Reform in Mathematics Teaching
Mathematics instruction changes as a reflection of what society deems to be valuable in terms of the skills and knowledge needed to be successful in the workplace. The Progressive movement of the 1920's was widely influenced by John Dewey's ideas that schooling should be largely directed toward children's experiences and interests. Although this has good intent and justification, in 1940's tracking in mathematics emerged as means to steer students toward mathematics courses. As a result of tracking there was a sharp decline in the percentage of high school students taking algebra-from 57% in 1905 to about 25% in the late 1940's and early 1950s (Jones & Coxford, 1970).
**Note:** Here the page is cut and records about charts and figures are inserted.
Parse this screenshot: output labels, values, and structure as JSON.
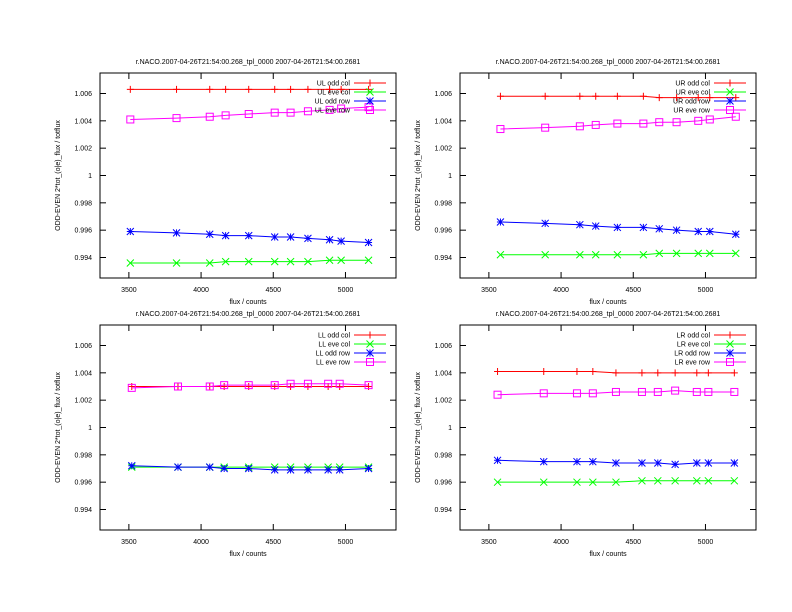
{
  "chart_data": [
    {
      "type": "line",
      "panel": "upper-left",
      "title": "r.NACO.2007-04-26T21:54:00.268_tpl_0000 2007-04-26T21:54:00.2681",
      "xlabel": "flux / counts",
      "ylabel": "ODD-EVEN 2*tot_(o|e)_flux / totflux",
      "xlim": [
        3300,
        5350
      ],
      "ylim": [
        0.9925,
        1.0075
      ],
      "xticks": [
        3500,
        4000,
        4500,
        5000
      ],
      "xtick_labels": [
        "3500",
        "4000",
        "4500",
        "5000"
      ],
      "yticks": [
        0.994,
        0.996,
        0.998,
        1,
        1.002,
        1.004,
        1.006
      ],
      "ytick_labels": [
        "0.994",
        "0.996",
        "0.998",
        "1",
        "1.002",
        "1.004",
        "1.006"
      ],
      "legend_position": "top-right",
      "x": [
        3510,
        3830,
        4060,
        4170,
        4330,
        4510,
        4620,
        4740,
        4890,
        4970,
        5160
      ],
      "series": [
        {
          "name": "UL odd col",
          "color": "#ff0000",
          "marker": "plus",
          "values": [
            1.0063,
            1.0063,
            1.0063,
            1.0063,
            1.0063,
            1.0063,
            1.0063,
            1.0063,
            1.0063,
            1.0063,
            1.0063
          ]
        },
        {
          "name": "UL eve col",
          "color": "#00ff00",
          "marker": "cross",
          "values": [
            0.9936,
            0.9936,
            0.9936,
            0.9937,
            0.9937,
            0.9937,
            0.9937,
            0.9937,
            0.9938,
            0.9938,
            0.9938
          ]
        },
        {
          "name": "UL odd row",
          "color": "#0000ff",
          "marker": "star",
          "values": [
            0.9959,
            0.9958,
            0.9957,
            0.9956,
            0.9956,
            0.9955,
            0.9955,
            0.9954,
            0.9953,
            0.9952,
            0.9951
          ]
        },
        {
          "name": "UL eve row",
          "color": "#ff00ff",
          "marker": "square",
          "values": [
            1.0041,
            1.0042,
            1.0043,
            1.0044,
            1.0045,
            1.0046,
            1.0046,
            1.0047,
            1.0048,
            1.0049,
            1.005
          ]
        }
      ]
    },
    {
      "type": "line",
      "panel": "upper-right",
      "title": "r.NACO.2007-04-26T21:54:00.268_tpl_0000 2007-04-26T21:54:00.2681",
      "xlabel": "flux / counts",
      "ylabel": "ODD-EVEN 2*tot_(o|e)_flux / totflux",
      "xlim": [
        3300,
        5350
      ],
      "ylim": [
        0.9925,
        1.0075
      ],
      "xticks": [
        3500,
        4000,
        4500,
        5000
      ],
      "xtick_labels": [
        "3500",
        "4000",
        "4500",
        "5000"
      ],
      "yticks": [
        0.994,
        0.996,
        0.998,
        1,
        1.002,
        1.004,
        1.006
      ],
      "ytick_labels": [
        "0.994",
        "0.996",
        "0.998",
        "1",
        "1.002",
        "1.004",
        "1.006"
      ],
      "legend_position": "top-right",
      "x": [
        3580,
        3890,
        4130,
        4240,
        4390,
        4570,
        4680,
        4800,
        4950,
        5030,
        5210
      ],
      "series": [
        {
          "name": "UR odd col",
          "color": "#ff0000",
          "marker": "plus",
          "values": [
            1.0058,
            1.0058,
            1.0058,
            1.0058,
            1.0058,
            1.0058,
            1.0057,
            1.0057,
            1.0057,
            1.0057,
            1.0057
          ]
        },
        {
          "name": "UR eve col",
          "color": "#00ff00",
          "marker": "cross",
          "values": [
            0.9942,
            0.9942,
            0.9942,
            0.9942,
            0.9942,
            0.9942,
            0.9943,
            0.9943,
            0.9943,
            0.9943,
            0.9943
          ]
        },
        {
          "name": "UR odd row",
          "color": "#0000ff",
          "marker": "star",
          "values": [
            0.9966,
            0.9965,
            0.9964,
            0.9963,
            0.9962,
            0.9962,
            0.9961,
            0.996,
            0.9959,
            0.9959,
            0.9957
          ]
        },
        {
          "name": "UR eve row",
          "color": "#ff00ff",
          "marker": "square",
          "values": [
            1.0034,
            1.0035,
            1.0036,
            1.0037,
            1.0038,
            1.0038,
            1.0039,
            1.0039,
            1.004,
            1.0041,
            1.0043
          ]
        }
      ]
    },
    {
      "type": "line",
      "panel": "lower-left",
      "title": "r.NACO.2007-04-26T21:54:00.268_tpl_0000 2007-04-26T21:54:00.2681",
      "xlabel": "flux / counts",
      "ylabel": "ODD-EVEN 2*tot_(o|e)_flux / totflux",
      "xlim": [
        3300,
        5350
      ],
      "ylim": [
        0.9925,
        1.0075
      ],
      "xticks": [
        3500,
        4000,
        4500,
        5000
      ],
      "xtick_labels": [
        "3500",
        "4000",
        "4500",
        "5000"
      ],
      "yticks": [
        0.994,
        0.996,
        0.998,
        1,
        1.002,
        1.004,
        1.006
      ],
      "ytick_labels": [
        "0.994",
        "0.996",
        "0.998",
        "1",
        "1.002",
        "1.004",
        "1.006"
      ],
      "legend_position": "top-right",
      "x": [
        3520,
        3840,
        4060,
        4160,
        4330,
        4510,
        4620,
        4740,
        4880,
        4960,
        5160
      ],
      "series": [
        {
          "name": "LL odd col",
          "color": "#ff0000",
          "marker": "plus",
          "values": [
            1.003,
            1.003,
            1.003,
            1.003,
            1.003,
            1.003,
            1.003,
            1.003,
            1.003,
            1.003,
            1.003
          ]
        },
        {
          "name": "LL eve col",
          "color": "#00ff00",
          "marker": "cross",
          "values": [
            0.9971,
            0.9971,
            0.9971,
            0.9971,
            0.9971,
            0.9971,
            0.9971,
            0.9971,
            0.9971,
            0.9971,
            0.9971
          ]
        },
        {
          "name": "LL odd row",
          "color": "#0000ff",
          "marker": "star",
          "values": [
            0.9972,
            0.9971,
            0.9971,
            0.997,
            0.997,
            0.9969,
            0.9969,
            0.9969,
            0.9969,
            0.9969,
            0.997
          ]
        },
        {
          "name": "LL eve row",
          "color": "#ff00ff",
          "marker": "square",
          "values": [
            1.0029,
            1.003,
            1.003,
            1.0031,
            1.0031,
            1.0031,
            1.0032,
            1.0032,
            1.0032,
            1.0032,
            1.0031
          ]
        }
      ]
    },
    {
      "type": "line",
      "panel": "lower-right",
      "title": "r.NACO.2007-04-26T21:54:00.268_tpl_0000 2007-04-26T21:54:00.2681",
      "xlabel": "flux / counts",
      "ylabel": "ODD-EVEN 2*tot_(o|e)_flux / totflux",
      "xlim": [
        3300,
        5350
      ],
      "ylim": [
        0.9925,
        1.0075
      ],
      "xticks": [
        3500,
        4000,
        4500,
        5000
      ],
      "xtick_labels": [
        "3500",
        "4000",
        "4500",
        "5000"
      ],
      "yticks": [
        0.994,
        0.996,
        0.998,
        1,
        1.002,
        1.004,
        1.006
      ],
      "ytick_labels": [
        "0.994",
        "0.996",
        "0.998",
        "1",
        "1.002",
        "1.004",
        "1.006"
      ],
      "legend_position": "top-right",
      "x": [
        3560,
        3880,
        4110,
        4220,
        4380,
        4560,
        4670,
        4790,
        4940,
        5020,
        5200
      ],
      "series": [
        {
          "name": "LR odd col",
          "color": "#ff0000",
          "marker": "plus",
          "values": [
            1.0041,
            1.0041,
            1.0041,
            1.0041,
            1.004,
            1.004,
            1.004,
            1.004,
            1.004,
            1.004,
            1.004
          ]
        },
        {
          "name": "LR eve col",
          "color": "#00ff00",
          "marker": "cross",
          "values": [
            0.996,
            0.996,
            0.996,
            0.996,
            0.996,
            0.9961,
            0.9961,
            0.9961,
            0.9961,
            0.9961,
            0.9961
          ]
        },
        {
          "name": "LR odd row",
          "color": "#0000ff",
          "marker": "star",
          "values": [
            0.9976,
            0.9975,
            0.9975,
            0.9975,
            0.9974,
            0.9974,
            0.9974,
            0.9973,
            0.9974,
            0.9974,
            0.9974
          ]
        },
        {
          "name": "LR eve row",
          "color": "#ff00ff",
          "marker": "square",
          "values": [
            1.0024,
            1.0025,
            1.0025,
            1.0025,
            1.0026,
            1.0026,
            1.0026,
            1.0027,
            1.0026,
            1.0026,
            1.0026
          ]
        }
      ]
    }
  ]
}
Delivery of instruction is also contingent upon the reaction of perceived shortcomings of previous movements. The "Back to Basics" (1970's) approach which focuses upon a skill and drill approach to instruction, was in response to the failings of "New Math" (1950's) which focused on advanced mathematics and was often developed by mathematicians who focused on higher level mathematics.
Currently we see the focus of mathematics on higher order thinking and 21st century skills with a focus on conceptual understanding more so than procedural. Content knowledge expectations are clarified by grade level standards and there is a spiriling of curriculum so that students have content knowledge that is in greater depth than breath. As schools and districts move toward the Common Core standards, instruction must change too ensure the emphasis is on what students understand more so than what they can do. And as we enter another pardigm shift in mathematics it is unknown what shortcomings await and what new challenges will emerge.
According to Philipp, (2011) "the challenge is no longer how to get mathematics into students, but instead how to get students into mathematics". How will you address this challenge and meet the expectations of the newest reform in mathematics?